Mucahid Durmaz, senior West Africa analyst at risk intelligence firm Verisk Maplecroft, said Tinubu's presidency will be seen by many disillusioned voters as strengthening the "dominance of the entrenched political elite."
"Tinubu's electoral victory has further ingrained the perception among ordinary Nigerians that the political stage is a playground for wealthy old guards who place patronage at the heart of politics," Durmaz said.
"The extensive clientelist networks and powerful regional brokers behind his victory will likely be rewarded with state positions at national and federal level."
A key question for the first 100 days in office, Durmaz suggested, will be whether the new leader has the "will and the ability" to reach out to alienated urban youth and minorities.

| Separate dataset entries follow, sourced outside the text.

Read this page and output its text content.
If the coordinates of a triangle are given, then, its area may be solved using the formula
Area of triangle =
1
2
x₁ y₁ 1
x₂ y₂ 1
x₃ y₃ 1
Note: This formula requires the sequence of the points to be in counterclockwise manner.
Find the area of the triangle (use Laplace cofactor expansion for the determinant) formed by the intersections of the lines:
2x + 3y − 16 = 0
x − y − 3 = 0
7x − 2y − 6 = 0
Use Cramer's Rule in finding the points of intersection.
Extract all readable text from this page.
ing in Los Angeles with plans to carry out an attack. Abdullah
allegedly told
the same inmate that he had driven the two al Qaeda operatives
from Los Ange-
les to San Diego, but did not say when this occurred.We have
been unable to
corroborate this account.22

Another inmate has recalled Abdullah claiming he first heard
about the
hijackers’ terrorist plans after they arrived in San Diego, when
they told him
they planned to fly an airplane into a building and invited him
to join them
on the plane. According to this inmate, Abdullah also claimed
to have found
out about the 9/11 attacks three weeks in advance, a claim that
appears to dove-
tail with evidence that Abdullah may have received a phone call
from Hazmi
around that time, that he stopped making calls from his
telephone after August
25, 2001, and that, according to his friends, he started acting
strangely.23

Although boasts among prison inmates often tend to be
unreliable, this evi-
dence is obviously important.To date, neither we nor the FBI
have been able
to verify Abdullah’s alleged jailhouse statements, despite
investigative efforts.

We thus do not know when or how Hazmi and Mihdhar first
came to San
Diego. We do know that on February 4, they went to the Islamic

"Tinubu will need to promote an inclusive national identity in a deeply fractious society and eradicate the grievances felt by the majority of Nigerians on issues such as insecurity, police brutality and inequality," Durmaz said.
Tinubu vowed to address widespread violence — including killings and kidnappings in the northwest, clashes between cattle herders and farmers in the country's "Middle Belt" and a combination of separatist and gang-based attacks in the southeast — through sweeping reforms of Nigeria's security services.
"Nigeria's over-stretched state security apparatus has a history of grave human rights violations and requires wide structural reforms, comprehensive training programs and modern equipment," Durmaz said.
"Any improvement in the military must be followed by economic development plans in violence-affected areas to stem the main drivers of insecurity, namely poverty, youth unemployment and the lack of state presence."